第21話 アプリを入れましょう
登場人物:聡美(視点)、悟
「これでWi-Fiも無事につながりましたね」
無線LANルーターの交換と接続が終わり、悟がスマホを手に言った。
テレビの前には、おもいでばこが設置されている。
今まではテレビの裏に隠れていたが、今回からは放熱も考えて、前に出して置いた。存在感はあるけど、不思議と部屋に馴染んでいる。
「じゃあ次は、スマホの準備ですね。
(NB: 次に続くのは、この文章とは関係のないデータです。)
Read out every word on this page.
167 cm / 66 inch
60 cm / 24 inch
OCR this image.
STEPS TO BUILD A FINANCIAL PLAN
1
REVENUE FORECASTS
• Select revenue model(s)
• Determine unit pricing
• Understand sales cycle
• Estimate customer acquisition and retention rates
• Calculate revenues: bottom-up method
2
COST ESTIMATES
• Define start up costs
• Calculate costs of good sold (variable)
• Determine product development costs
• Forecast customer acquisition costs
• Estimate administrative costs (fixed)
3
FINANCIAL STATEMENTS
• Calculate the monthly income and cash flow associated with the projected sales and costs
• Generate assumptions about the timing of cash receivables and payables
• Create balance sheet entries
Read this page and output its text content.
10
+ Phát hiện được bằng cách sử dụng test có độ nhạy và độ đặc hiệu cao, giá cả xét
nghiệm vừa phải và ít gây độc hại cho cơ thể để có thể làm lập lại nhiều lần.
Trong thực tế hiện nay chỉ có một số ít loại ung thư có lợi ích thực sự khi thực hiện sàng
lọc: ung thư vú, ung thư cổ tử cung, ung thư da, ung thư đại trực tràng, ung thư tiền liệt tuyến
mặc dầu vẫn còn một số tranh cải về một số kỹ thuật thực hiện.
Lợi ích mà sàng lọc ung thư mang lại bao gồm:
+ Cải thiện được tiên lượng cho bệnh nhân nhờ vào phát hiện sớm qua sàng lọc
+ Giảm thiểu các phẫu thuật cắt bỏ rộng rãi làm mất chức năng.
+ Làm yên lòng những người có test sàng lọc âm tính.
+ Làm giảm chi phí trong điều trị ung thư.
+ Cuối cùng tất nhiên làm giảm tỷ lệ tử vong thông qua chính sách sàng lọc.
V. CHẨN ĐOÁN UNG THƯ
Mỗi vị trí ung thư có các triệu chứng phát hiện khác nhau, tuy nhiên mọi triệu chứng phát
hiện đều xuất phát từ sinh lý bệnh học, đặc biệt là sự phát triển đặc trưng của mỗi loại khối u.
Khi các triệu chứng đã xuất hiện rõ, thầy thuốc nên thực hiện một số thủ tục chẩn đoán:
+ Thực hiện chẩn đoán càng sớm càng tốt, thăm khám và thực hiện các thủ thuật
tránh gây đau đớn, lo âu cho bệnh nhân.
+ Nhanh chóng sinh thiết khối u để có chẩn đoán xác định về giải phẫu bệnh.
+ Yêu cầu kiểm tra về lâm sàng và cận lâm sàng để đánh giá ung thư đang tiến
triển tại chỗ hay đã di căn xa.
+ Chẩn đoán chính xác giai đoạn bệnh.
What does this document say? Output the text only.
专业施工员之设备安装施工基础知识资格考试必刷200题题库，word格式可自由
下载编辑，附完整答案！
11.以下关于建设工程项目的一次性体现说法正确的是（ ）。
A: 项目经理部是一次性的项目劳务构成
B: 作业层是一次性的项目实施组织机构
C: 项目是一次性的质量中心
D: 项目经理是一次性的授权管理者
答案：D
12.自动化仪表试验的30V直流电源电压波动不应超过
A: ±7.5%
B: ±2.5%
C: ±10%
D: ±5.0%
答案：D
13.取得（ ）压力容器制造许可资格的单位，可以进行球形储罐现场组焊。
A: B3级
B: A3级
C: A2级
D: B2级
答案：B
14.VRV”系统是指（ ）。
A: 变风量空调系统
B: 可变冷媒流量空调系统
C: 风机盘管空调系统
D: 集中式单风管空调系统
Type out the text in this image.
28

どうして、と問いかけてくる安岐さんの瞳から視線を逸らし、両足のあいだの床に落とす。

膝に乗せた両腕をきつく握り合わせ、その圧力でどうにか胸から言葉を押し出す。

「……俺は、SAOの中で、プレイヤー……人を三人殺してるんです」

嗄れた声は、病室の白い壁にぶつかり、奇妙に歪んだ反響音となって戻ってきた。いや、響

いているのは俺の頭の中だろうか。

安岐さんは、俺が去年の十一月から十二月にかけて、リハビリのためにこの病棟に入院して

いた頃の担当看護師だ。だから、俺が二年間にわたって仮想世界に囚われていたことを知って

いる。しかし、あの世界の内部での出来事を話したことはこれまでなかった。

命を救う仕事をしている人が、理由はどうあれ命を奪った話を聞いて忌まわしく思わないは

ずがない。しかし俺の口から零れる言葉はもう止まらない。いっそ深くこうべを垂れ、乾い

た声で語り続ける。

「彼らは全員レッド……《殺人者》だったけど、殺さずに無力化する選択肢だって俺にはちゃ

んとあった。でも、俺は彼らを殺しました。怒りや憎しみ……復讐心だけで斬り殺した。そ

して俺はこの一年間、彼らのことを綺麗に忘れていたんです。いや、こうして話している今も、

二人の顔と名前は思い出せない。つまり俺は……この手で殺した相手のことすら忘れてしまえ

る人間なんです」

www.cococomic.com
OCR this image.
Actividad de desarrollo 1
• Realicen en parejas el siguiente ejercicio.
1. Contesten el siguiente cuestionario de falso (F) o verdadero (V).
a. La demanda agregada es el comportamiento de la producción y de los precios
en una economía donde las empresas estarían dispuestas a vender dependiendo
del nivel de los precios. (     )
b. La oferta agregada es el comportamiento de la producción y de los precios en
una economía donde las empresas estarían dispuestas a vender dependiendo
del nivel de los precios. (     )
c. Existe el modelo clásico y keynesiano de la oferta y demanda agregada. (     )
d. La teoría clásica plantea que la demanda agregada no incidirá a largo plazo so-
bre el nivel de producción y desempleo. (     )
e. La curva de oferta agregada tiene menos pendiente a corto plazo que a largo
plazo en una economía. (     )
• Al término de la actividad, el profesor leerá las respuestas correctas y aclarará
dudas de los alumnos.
おもいでばこのアプリはインストールされていますか?」
「えっと……まだだったと思います」
「大丈夫です。App Storeで“おもいでばこ”と検索すればすぐ出てきますよ。これですね」
悟のスマホを覗き込みながら、聡美も自分のiPhoneで検索する。
白地にカラフルな色が配色されたアイコンが表示された。
「おもいでばこ」の文字がある。
「これで合ってます?」
「はい、それです。インストールしましょう」
アプリのダウンロードが終わるのを待ちながら、悟が補足する。
「このアプリ、初回だけ設定が必要なんです。おもいでばこアプリからおもいでばこを見つけて、「端末を登録」ボタンを押します」
聡美は悟に言われたとおりにアプリを操作する。
「そうすると、おもいでばこの画面に確認が表示されるので、案内に従ってリモコンで操作してください」
「はい・・・暗証番号を打ち込んで。あ、できたみたい」
テレビ画面の案内に従い番号を入力すると、設定完了の画面が出た。
「これで、スマホのアプリと“おもいでばこ”が繋がりました」
なるほど、出来てしまえば確かに簡単だ。
でも、一人だったらもっと時間がかかった気がする。
「悟さんがいてくれて助かりました。こういうの、昔は全部、夫がやってくれてて」
ふと思い出していた。テレビの裏を覗いたり、ルーターの配線を調整したり、機械を前にしても迷わなかった人。
もう一緒に暮らしていないのに、つい「あの人がいれば」と思ってしまうのが少し悔しい。
「大丈夫ですよ。もうこれで、準備が完了したので早速使ってみましょう」
「頭、パンクしないかしら?」
「大丈夫です。ここからは一気に簡単になるので」
悟と聡美は顔を見合わせ、笑った。